Keepers of the Promise, Book #3
By Marta Perry
Central Pennsylvania, current day. Restless and adventurous, Amish Barbie Lapp has been stepping out among the Englisch. Minister Benuel Kauffman doesn’t approve of her choices, but he can’t deny the positive influence Barbie has on his wayward teenage sister. As Barbie is drawn to the kindness beneath Benuel’s gruff exterior, the mementos she finds in a dower chest given to her by her grandmother, Elizabeth, provide the insight she needs to decide whether to fully embrace the Amish way of life or leave it behind for forever.
Lancaster County, 1960. As working farms for the Amish become more scarce, Elizabeth Lapp’s husband, Reuben, tries to persuade her that they would be better off moving north. But the prospect of leaving her close-knit community of family and friends frightens Elizabeth. Can she muster enough love and faith to leap into a new life?
Two women from one family, separated by decades, both find that the ultimate adventure takes place in the heart.

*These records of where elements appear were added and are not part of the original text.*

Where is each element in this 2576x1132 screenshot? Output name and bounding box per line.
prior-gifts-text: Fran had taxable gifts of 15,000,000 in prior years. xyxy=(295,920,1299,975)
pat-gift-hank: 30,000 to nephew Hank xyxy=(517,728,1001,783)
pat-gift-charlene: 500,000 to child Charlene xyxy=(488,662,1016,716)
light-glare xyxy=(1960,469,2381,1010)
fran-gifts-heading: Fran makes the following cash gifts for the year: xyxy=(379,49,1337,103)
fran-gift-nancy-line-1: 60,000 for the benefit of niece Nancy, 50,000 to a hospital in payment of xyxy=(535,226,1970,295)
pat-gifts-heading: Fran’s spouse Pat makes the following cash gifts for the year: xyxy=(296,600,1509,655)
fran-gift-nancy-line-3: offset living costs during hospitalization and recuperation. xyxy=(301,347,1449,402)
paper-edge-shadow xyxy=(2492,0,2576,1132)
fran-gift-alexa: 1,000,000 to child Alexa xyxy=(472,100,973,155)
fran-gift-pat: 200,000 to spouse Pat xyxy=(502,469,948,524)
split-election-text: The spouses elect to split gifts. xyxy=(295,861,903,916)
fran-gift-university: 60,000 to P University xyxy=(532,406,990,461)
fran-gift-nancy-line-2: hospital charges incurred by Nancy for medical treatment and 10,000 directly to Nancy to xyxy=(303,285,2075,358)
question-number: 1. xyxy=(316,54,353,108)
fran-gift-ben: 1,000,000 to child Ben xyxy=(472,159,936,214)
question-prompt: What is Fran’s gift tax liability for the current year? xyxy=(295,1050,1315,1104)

I love the way that Marta Perry writes her stories on the Amish way of life giving the reader an insight into the struggles the characters have in maintaining their ways and religion in a modern day setting with all its temptations.
Barbie Lapp is introduced as a young Amish woman who works in an English environment and can’t help wondering what life would be like in a less restrictive setting. Getting dressed in English clothes and going out with a friend one evening Barbie finds a younger Amish girl in a compromising position. She takes her back home to her family .The girl’s brother unfortunately just happens to be their Minister Ben who is a young widower with two small children. Ben doesn’t approve of Barbie’s choices however he also can’t deny her influence on his younger sister and his own children. Barbie brings life and happiness into their lives that even religious beliefs can’t deny. The attraction Ben feels toward Barbie causes him to question his faith and his calling as a minister. After all how can something that is so wrong be right?
Barbie knows deep down that the Amish Life is for her and when she finds her grandmother’s dower chest and begins to go through it and the memories in it, life becomes clearer and enables her to make a momentous decision.
The parallel story is about Barbie’s grandmother who also has had her faith challenged as she resists changes that are forced into her life.
Marta Perry allows the characters and their issues to captivate the reader and I know I found myself totally engaged so much so that I was often reluctant to put the book down. Having read a previous Perry book I was delighted to find I recognized some of the characters from the previous story. I certainly will look forward to other Marta Perry books.